To succeed in this connected world the HR practitioner needs connected tools.She needs tools to help her measure the effectiveness of teams that move beyond the old measures such as profitability or production volumes or sales levels. Those are essentially accounting measures. They’re always going to be important measures of business success, but they don’t offer any insight into the contribution people made to success. Most critically, they don’t offer any insights into the dynamics at work within the organisation’s most successful teams.

The first move to developing tools to make more meaningful measurements was the staple of 1990s HR -the engagement survey. Engagement surveys gave HR practitioners their first insight into the psychology of individuals within a workforce. For a decade they were a revolution. But now their limitations are exposed and most organisations are looking for what comes next. An engagement survey would alert you if something was wrong, but it couldn’t provide any insights into what was wrong, or how to fix it.

The rise of the continuous involvement 

What’s required for a connected age of constantly evolving teams is an information system that provides insights into the dynamics at work within your different teams.
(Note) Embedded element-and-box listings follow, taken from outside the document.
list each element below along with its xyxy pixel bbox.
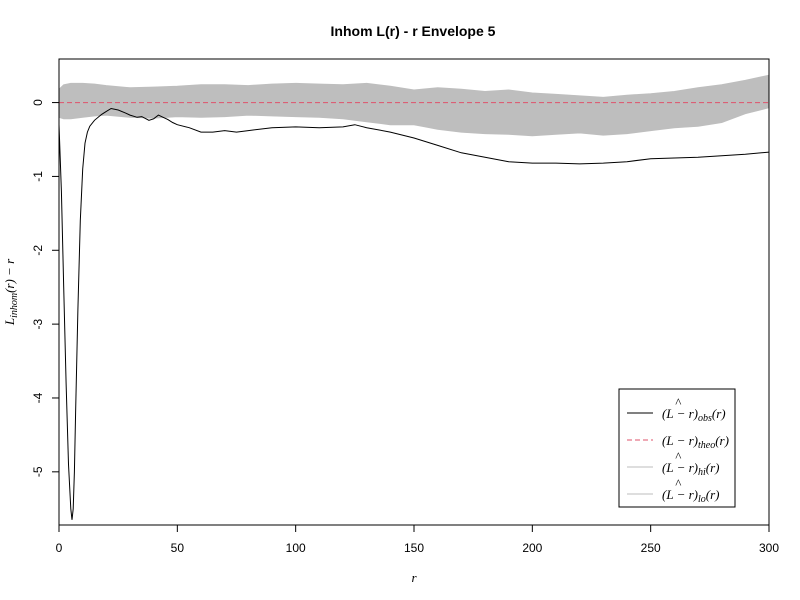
legend-label-main: (L − r)	[662, 406, 698, 421]
legend-label-obs: (L − r)obs(r)	[662, 406, 726, 424]
legend-hat-mark: ^	[675, 476, 682, 491]
legend-label-theo: (L − r)theo(r)	[662, 433, 729, 451]
legend-hat-mark: ^	[675, 449, 682, 464]
legend-label-lo: (L − r)lo(r)	[662, 487, 720, 505]
y-tick-label: 0	[31, 99, 45, 106]
legend-label-sub: obs	[698, 413, 712, 424]
y-axis-label: Linhom(r) − r	[2, 258, 20, 326]
legend-label-tail: (r)	[712, 406, 726, 421]
y-tick-label: -1	[31, 171, 45, 182]
legend-label-hi: (L − r)hi(r)	[662, 460, 720, 478]
x-axis: 0 50 100 150 200 250 300	[56, 524, 779, 555]
x-tick-label: 100	[286, 541, 306, 555]
x-axis-label: r	[411, 570, 417, 585]
x-tick-label: 50	[171, 541, 185, 555]
legend-label-sub: lo	[698, 494, 706, 505]
legend-label-sub: theo	[698, 440, 715, 451]
legend: (L − r)obs(r)^(L − r)theo(r)(L − r)hi(r)…	[618, 388, 736, 508]
legend-label-main: (L − r)	[662, 460, 698, 475]
y-axis-label-tail: (r) − r	[2, 258, 17, 293]
envelope-band	[59, 75, 769, 136]
x-tick-label: 200	[522, 541, 542, 555]
y-tick-label: -5	[31, 466, 45, 477]
y-tick-label: -2	[31, 245, 45, 256]
legend-hat-mark: ^	[675, 395, 682, 410]
series-lo-line	[58, 107, 770, 137]
series-obs-line	[58, 107, 770, 520]
y-axis: 0 -1 -2 -3 -4 -5	[31, 99, 60, 477]
plot-area	[58, 74, 770, 520]
x-tick-label: 250	[641, 541, 661, 555]
legend-box	[618, 388, 736, 508]
legend-label-main: (L − r)	[662, 433, 698, 448]
x-tick-label: 150	[404, 541, 424, 555]
y-tick-label: -4	[31, 392, 45, 403]
legend-label-tail: (r)	[706, 487, 720, 502]
legend-label-tail: (r)	[706, 460, 720, 475]
x-tick-label: 0	[56, 541, 63, 555]
y-axis-label-main: L	[2, 318, 17, 326]
y-axis-label-sub: inhom	[9, 293, 20, 318]
x-tick-label: 300	[759, 541, 779, 555]
y-tick-label: -3	[31, 318, 45, 329]
chart-title: Inhom L(r) - r Envelope 5	[331, 23, 496, 39]
legend-label-sub: hi	[698, 467, 706, 478]
legend-label-tail: (r)	[715, 433, 729, 448]
legend-label-main: (L − r)	[662, 487, 698, 502]
series-hi-line	[58, 74, 770, 98]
The system should complement your financial measures to tell you why the top performing teams are doing so well, and what the underperforming teams need to do to make improvements.

This new generation of HR information system allows managers to identify where improvements to the human dynamics of a workplace should be made, and then to measure the effectiveness of changes that are made.

By using a systems that encourage continuous involvement across the organisation, an HR professional can identify and encourage the kind of behaviours that make teams stronger -openness, willingness to collaborate and cede authority.

That’s important as we transition our organisational cultures from the command and control systems built to manage the Me Generation, people who began work in the 70s, 80s and 90s. HR’s challenges today is transforming old school command and control cultures into the ‘collaborate and share’ cultures that the We Generation need to succeed.

The growth in the importance of HR over the past decade reflects this generational change that’s underway right now in the philosophy of business. Its expression in business management and HR practice is the shift in emphasis from talent to team, from individual production to team productivity.

Or as Mohammed Ali might have put it, the shift from Me to We.